Fiscal crises and high unemployment have pushed southern Europeans to northern Europe, the Gulf cities, and the Far East, while state failure in the Arab world and Africa has drawn political and economic migrants to Europe in droves. The more intense these challenges have become over the past year, the more the world has had to proactively develop coordinated and pragmatic migration policies, and the same will be true in the years ahead.
European politics continued to be dominated by migration-related rhetoric in 2018, with Brexit moving forward despite mounting evidence that the UK’s National Health Service and other public institutions are suffering manpower shortages. In Germany, the Christian Democratic Union suffered badly in multiple provincial elections at the hands of the anti-immigration Alternative für Deutschland (AfD), even though net new refugee inflows have been drastically reduced. Sweden and Italy also experienced populist political turns, while 2019 will witness elections for the European Parliament that are already being billed as a referendum on European migration policy.
In America, the Trump administration’s continued reduction of the inflows of both skilled migrants (through the H-1B program) and refugees and asylum seekers remains a core part of the president’s political agenda.
But the situation in Europe and America should not cloud our vision of the long-term demographic realities that all but necessitate that Western societies absorb more migrants, on whom their aging populations, diverse industries, and tax bases depend. Indeed, America’s and Britain’s loss is proving to be Canada’s and Australia’s gain, as they and others maintain openness through transparent migration programs.

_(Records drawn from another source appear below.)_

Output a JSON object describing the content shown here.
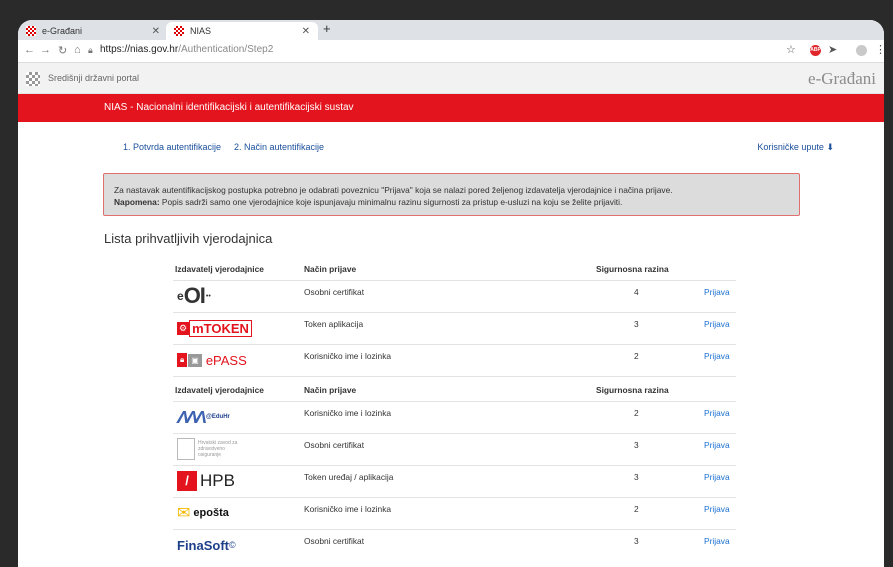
{
  "browser": {
    "tabs": [
      {
        "title": "e-Građani",
        "active": false
      },
      {
        "title": "NIAS",
        "active": true
      }
    ],
    "url_domain": "https://nias.gov.hr",
    "url_path": "/Authentication/Step2"
  },
  "portal": {
    "title": "Središnji državni portal",
    "brand": "e-Građani"
  },
  "header": {
    "title": "NIAS - Nacionalni identifikacijski i autentifikacijski sustav"
  },
  "steps": {
    "step1": "1. Potvrda autentifikacije",
    "step2": "2. Način autentifikacije",
    "manual": "Korisničke upute"
  },
  "alert": {
    "line1": "Za nastavak autentifikacijskog postupka potrebno je odabrati poveznicu \"Prijava\" koja se nalazi pored željenog izdavatelja vjerodajnice i načina prijave.",
    "note_label": "Napomena:",
    "note_text": " Popis sadrži samo one vjerodajnice koje ispunjavaju minimalnu razinu sigurnosti za pristup e-usluzi na koju se želite prijaviti."
  },
  "list_title": "Lista prihvatljivih vjerodajnica",
  "table_headers": {
    "issuer": "Izdavatelj vjerodajnice",
    "method": "Način prijave",
    "level": "Sigurnosna razina"
  },
  "groups": [
    {
      "rows": [
        {
          "logo": "eOI",
          "method": "Osobni certifikat",
          "level": "4",
          "action": "Prijava"
        },
        {
          "logo": "mTOKEN",
          "method": "Token aplikacija",
          "level": "3",
          "action": "Prijava"
        },
        {
          "logo": "ePASS",
          "method": "Korisničko ime i lozinka",
          "level": "2",
          "action": "Prijava"
        }
      ]
    },
    {
      "rows": [
        {
          "logo": "AAI@EduHr",
          "method": "Korisničko ime i lozinka",
          "level": "2",
          "action": "Prijava"
        },
        {
          "logo": "HZZO",
          "method": "Osobni certifikat",
          "level": "3",
          "action": "Prijava"
        },
        {
          "logo": "HPB",
          "method": "Token uređaj / aplikacija",
          "level": "3",
          "action": "Prijava"
        },
        {
          "logo": "ePošta",
          "method": "Korisničko ime i lozinka",
          "level": "2",
          "action": "Prijava"
        },
        {
          "logo": "FinaSoft",
          "method": "Osobni certifikat",
          "level": "3",
          "action": "Prijava"
        }
      ]
    }
  ],
  "logos": {
    "eoi": "eOI",
    "mtoken": "mTOKEN",
    "epass": "ePASS",
    "eduhr": "@EduHr",
    "hzzo": "Hrvatski zavod za zdravstveno osiguranje",
    "hpb": "HPB",
    "eposta": "epošta",
    "finasoft": "FinaSoft"
  },
  "colors": {
    "red_bar": "#e3141d",
    "link": "#1a6fd0"
  }
}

The world has had to proactively develop coordinated and pragmatic migration policies, and the same will be true in the years ahead.
Furthermore, major regions such as Asia are becoming ever more pragmatic in their migration policies. The aging societies of Northeast Asia — Japan, China, and South Korea — are all importing more laborers and talented migrants than ever before, both from one another and from the younger societies of Southeast Asia. China’s Thousand Talents scheme, Thailand’s entrepreneur visa, and similar initiatives from Qatar to Singapore show Asian states sustaining a high comfort level with mutually beneficial economic migration.
Migration, then, is an exemplar of a broader ideological divergence that contrasts the approaches of engagement and isolation. Consider how with respect to Iran, Russia, and North Korea, the US has sought sanctions as the primary instrument of leverage, while Asian and most European nations prefer engagement.
But these geopolitical tensions will not be resolved by competing approaches working at cross-purposes. In matters of diplomatic tension, climate change, counter-terrorism, and organized crime — and most certainly migration — pragmatic coordination is the lesson to be learned from the preceding year and, hopefully, to be applied in the year ahead.